We join Mrs Gorman in a world of her own that is probably appreciably more attractive than the one that she occupied before entering a semi-comatose mental state.

Her imagined or remembered conversations with grandson Billy are interspersed with more concrete discussions between her daughter Lisa and son-in-law Joe, both of whom are undoubtedly stressed by the difficult circumstances.

I’ll Be the Devil

This play first saw the light of day at the Tricycle in an RSC London season.

It presents a harsh portrayal of Irish life in 1762, when the country was occupied by British troops.

Stuck in the middle is Lieutenant Coyle, a British soldier who is obliged to cover up his Catholic ancestry.

Despite being happily married on the other side of the Irish Channel, Coyle has not only enjoyed what is effectively a bigamous second marriage with local lass Maryanne but it has endured for so long that he has fathered two children who are now practically grown up.

The tensions of the play lie in Coyle’s divided loyalties between King and Country on the one hand and his family on the other.

A particularly bloodthirsty play was never likely to have a happy ending, although this piece is as close as historical theatre is ever likely to have got to "In Yer Face".

Faces in the Crowd

This two-hander from 2008 seems particularly pertinent given the recession that was just around the corner when Leo Butler chose to write about a separated couple and might well be mirrored by events eight years on.

“Separated” hardly does the relationship justice, since David had walked out on his family in Sheffield, heading for London and a new life.
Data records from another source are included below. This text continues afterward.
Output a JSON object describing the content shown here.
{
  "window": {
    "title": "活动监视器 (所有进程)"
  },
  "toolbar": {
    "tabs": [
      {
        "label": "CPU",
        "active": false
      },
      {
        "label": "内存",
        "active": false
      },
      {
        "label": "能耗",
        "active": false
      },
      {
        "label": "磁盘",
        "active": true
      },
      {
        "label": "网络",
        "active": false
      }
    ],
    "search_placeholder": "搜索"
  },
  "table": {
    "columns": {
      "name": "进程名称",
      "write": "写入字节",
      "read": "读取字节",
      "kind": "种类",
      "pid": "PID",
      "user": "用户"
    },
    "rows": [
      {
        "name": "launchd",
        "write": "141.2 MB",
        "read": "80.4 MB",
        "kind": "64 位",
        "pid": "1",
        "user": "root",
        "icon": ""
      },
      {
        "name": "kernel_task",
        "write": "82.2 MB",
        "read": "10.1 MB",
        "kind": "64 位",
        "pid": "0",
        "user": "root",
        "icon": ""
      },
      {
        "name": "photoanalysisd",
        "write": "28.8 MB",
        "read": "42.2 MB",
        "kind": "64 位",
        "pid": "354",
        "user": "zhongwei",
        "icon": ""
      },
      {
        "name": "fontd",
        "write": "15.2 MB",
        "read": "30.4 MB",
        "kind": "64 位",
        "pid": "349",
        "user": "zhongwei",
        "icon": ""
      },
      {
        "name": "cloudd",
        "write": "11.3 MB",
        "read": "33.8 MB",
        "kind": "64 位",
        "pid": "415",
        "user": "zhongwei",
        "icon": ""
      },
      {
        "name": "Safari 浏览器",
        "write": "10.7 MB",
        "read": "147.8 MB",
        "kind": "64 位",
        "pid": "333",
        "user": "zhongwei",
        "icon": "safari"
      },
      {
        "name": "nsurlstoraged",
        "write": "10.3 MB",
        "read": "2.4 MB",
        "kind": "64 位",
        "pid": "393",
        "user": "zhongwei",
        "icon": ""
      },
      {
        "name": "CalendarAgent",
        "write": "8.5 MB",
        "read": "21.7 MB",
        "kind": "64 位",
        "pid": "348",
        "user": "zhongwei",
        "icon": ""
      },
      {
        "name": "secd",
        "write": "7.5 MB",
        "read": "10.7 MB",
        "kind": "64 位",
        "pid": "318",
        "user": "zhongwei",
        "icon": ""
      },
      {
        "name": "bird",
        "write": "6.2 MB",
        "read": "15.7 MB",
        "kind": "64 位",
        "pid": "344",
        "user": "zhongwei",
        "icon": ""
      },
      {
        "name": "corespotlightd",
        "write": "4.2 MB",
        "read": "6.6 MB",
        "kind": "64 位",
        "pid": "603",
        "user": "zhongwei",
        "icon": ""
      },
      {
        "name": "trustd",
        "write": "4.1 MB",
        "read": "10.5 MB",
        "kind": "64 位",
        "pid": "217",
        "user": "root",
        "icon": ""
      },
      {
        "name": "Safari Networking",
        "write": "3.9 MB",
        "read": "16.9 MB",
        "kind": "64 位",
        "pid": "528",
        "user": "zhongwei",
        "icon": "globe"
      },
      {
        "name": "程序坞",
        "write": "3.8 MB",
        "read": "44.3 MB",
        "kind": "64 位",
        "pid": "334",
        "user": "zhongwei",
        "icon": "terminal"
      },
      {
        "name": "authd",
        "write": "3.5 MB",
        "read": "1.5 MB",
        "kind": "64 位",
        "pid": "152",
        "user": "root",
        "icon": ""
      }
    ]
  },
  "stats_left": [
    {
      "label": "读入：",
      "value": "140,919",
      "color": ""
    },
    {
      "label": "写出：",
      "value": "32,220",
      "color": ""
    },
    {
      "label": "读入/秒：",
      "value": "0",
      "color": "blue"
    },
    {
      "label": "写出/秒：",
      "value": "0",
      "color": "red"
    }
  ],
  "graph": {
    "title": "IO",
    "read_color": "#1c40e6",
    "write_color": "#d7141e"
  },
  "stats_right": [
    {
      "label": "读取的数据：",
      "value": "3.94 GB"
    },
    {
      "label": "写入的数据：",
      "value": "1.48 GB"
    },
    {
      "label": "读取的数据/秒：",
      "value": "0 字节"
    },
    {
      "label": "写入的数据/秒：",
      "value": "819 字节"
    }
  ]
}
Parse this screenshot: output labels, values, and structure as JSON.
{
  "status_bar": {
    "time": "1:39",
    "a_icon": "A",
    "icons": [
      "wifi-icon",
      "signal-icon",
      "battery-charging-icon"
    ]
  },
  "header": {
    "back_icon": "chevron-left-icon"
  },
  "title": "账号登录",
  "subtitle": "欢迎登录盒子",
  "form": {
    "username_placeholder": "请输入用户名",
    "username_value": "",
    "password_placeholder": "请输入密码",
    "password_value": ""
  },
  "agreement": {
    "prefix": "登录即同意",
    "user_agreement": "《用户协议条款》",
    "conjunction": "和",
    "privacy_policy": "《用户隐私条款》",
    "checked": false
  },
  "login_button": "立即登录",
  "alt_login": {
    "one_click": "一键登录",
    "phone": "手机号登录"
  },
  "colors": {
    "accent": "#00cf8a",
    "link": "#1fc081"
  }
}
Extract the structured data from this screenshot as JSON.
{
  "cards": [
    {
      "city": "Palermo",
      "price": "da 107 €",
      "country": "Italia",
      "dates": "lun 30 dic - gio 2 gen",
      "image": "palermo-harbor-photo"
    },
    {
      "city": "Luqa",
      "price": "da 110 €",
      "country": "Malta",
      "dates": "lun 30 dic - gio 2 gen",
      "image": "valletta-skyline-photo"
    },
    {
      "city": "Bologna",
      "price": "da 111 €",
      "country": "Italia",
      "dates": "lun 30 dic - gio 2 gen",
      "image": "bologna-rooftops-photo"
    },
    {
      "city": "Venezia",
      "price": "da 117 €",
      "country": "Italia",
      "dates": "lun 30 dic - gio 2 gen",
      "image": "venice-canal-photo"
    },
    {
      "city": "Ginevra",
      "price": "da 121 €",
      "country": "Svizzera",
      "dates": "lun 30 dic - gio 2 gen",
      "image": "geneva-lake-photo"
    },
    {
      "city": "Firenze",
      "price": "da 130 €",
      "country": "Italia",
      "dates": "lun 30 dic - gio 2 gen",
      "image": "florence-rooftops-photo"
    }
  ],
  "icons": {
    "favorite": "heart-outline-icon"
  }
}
10 years later, Joanne treks down to the big smoke to try and resurrect the relationship and, belatedly, make another attempt to start a family.

What feels like heightened realism works well to depict the breakdown between the pair but also the stresses and strains that led Dave to desert Joanne and break off contact with everybody back home.

In particular, the forty-something’s semi-delusional belief in the success of his London existence when compared to what he left behind is sad, while the damage that it has caused Joanne is more so.

Juicy Fruits

Parenthood can have as many ups as downs and Juicy Fruits takes an oblique look at the subject through the eyes of Lorna and Nina.

The old friends were enjoying a reunion after a six year gap, necessitated by Nina’s tripping off to Africa to work as an NGO.

In the meantime, Lorna has become the happily married mother of a young baby.

Nina seems filled with schadenfreude, taking pops at every aspect of her erstwhile friend’s life, while offering few positive examples from her own.

Their uncomfortable meeting is put into some kind of perspective as we follow Nina out to Africa where she and partner Kev have saved and are nurturing a young orang utan.

69

This play for a series of unnamed characters looks frankly and at times almost pornographically at sex and sexual politics.

In under 25 pages, it explores the subject in considerable depth, flitting around between characters and positions with enthusiastic alacrity.

Do It!

If 69 seemed brief, the final play in the collection runs to fewer than five pages and, once again, the characters are not identified.

It features a surveillance officer asking a colleague to focus in on someone in a crowd, whether with the intention of killing or merely following the victim is unclear.

Society at large is then represented by five independent voices, philosophically musing about the meaning of life and the benefits of a good nature.